Lauren Anderson: A Houstonian who blazed a trail for ballet dancers

Lauren Anderson
Lauren Anderson (TSU)

Native Houstonian Lauren Anderson has flourished in one the most detailed artforms in the world -- professional ballet. She is a former principal ballerina of the Houston Ballet, as well as the first African American to be promoted to such a position within the company.

Her persistence to excel resulted in a remarkable breakthrough in American ballet history.

Anderson was born on Feb. 19, 1965. She began her training at 7 years old as one of the only Black students in her class. She was eventually exposed to Black dancers when she attended a performance by Author Mitchell’s dance company, Dance Theatre of Harlem. To finally see brown-skinned girls and brown-skinned guys doing what they loved the most really helped her to feel more connected to the art of dancing.

At the age of 18, she joined the Houston Ballet (the fourth-largest professional ballet company in the U.S.) as a ballerina in the Corps de Ballet, which means a group of dancers.

Her artistry allowed for a shift in her position from Corps de Ballet to soloist. She was promoted to principal dancer in 1990, the only African American at that time to fulfill the position at the Houston Ballet.

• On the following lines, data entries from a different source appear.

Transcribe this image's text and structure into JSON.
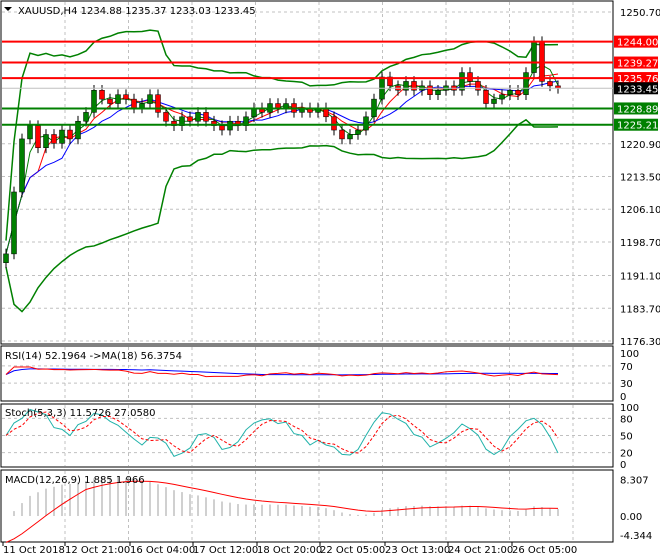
{
  "header": {
    "symbol": "XAUUSD,H4",
    "open": "1234.88",
    "high": "1235.37",
    "low": "1233.03",
    "close": "1233.45"
  },
  "price_axis": {
    "ticks": [
      "1250.70",
      "1220.90",
      "1213.50",
      "1206.10",
      "1198.70",
      "1191.10",
      "1183.70",
      "1176.30"
    ],
    "top": 1250.7,
    "bottom": 1176.3
  },
  "levels": [
    {
      "value": "1244.00",
      "color": "#ff0000"
    },
    {
      "value": "1239.27",
      "color": "#ff0000"
    },
    {
      "value": "1235.76",
      "color": "#ff0000"
    },
    {
      "value": "1228.89",
      "color": "#008000"
    },
    {
      "value": "1225.21",
      "color": "#008000"
    }
  ],
  "current_price": "1233.45",
  "closes": [
    1196,
    1210,
    1222,
    1225,
    1220,
    1223,
    1221,
    1224,
    1222,
    1226,
    1228,
    1233,
    1231,
    1230,
    1232,
    1231,
    1229,
    1230,
    1232,
    1228,
    1226,
    1225,
    1227,
    1226,
    1228,
    1226,
    1225,
    1224,
    1226,
    1225,
    1227,
    1229,
    1228,
    1230,
    1229,
    1230,
    1228,
    1229,
    1228,
    1229,
    1227,
    1224,
    1222,
    1223,
    1224,
    1227,
    1231,
    1236,
    1234,
    1233,
    1235,
    1233,
    1234,
    1232,
    1233,
    1234,
    1233,
    1237,
    1235,
    1233,
    1230,
    1231,
    1232,
    1233,
    1232,
    1237,
    1244,
    1235,
    1234,
    1233.45
  ],
  "rsi": {
    "label": "RSI(14) 52.1964  ->MA(18) 56.3754",
    "ticks": [
      "100",
      "70",
      "30",
      "0"
    ]
  },
  "stoch": {
    "label": "Stoch(5,3,3) 11.5726 27.0580",
    "ticks": [
      "100",
      "80",
      "50",
      "20",
      "0"
    ]
  },
  "macd": {
    "label": "MACD(12,26,9) 1.885 1.966",
    "ticks": [
      "8.307",
      "0.00",
      "-4.344"
    ]
  },
  "time_axis": [
    "11 Oct 2018",
    "12 Oct 21:00",
    "16 Oct 04:00",
    "17 Oct 12:00",
    "18 Oct 20:00",
    "22 Oct 05:00",
    "23 Oct 13:00",
    "24 Oct 21:00",
    "26 Oct 05:00"
  ],
  "colors": {
    "bull": "#008000",
    "bear": "#ff0000",
    "bands": "#008000",
    "rsi": "#ff0000",
    "rsi_ma": "#0000ff",
    "stoch_main": "#20b2aa",
    "stoch_signal": "#ff0000",
    "macd_signal": "#ff0000",
    "macd_hist": "#c0c0c0"
  }
}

The Houston Ballet received pushback for its decision to promote Anderson. Bigoted onlookers, including those in supremacy groups, made statements such as “Black people don’t belong in ballet” and should not be promoted. The company’s director, Ben Stevenson, ignored such statements and became one of Anderson’s most fierce advocates. He protected her from racist criticism.

For the rehearsal of Swan Lake, one spectator suggested to the director that Anderson should not be in the center of the formation because it would disrupt the uniformity. However, in a photo that was taken during the Swan Lake performance, Anderson can be seen directly in the center of the formation. Stevenson knew he had made the right decision.

As a principal dancer, her opportunities increased, allowing her to perform in leading roles in several acclaimed ballets like Firebird, Don Quixote, Cleopatra, and The Nutcracker, just to name a few. Her original, one-of-a-kind performance in Cleopatra sparked international recognition.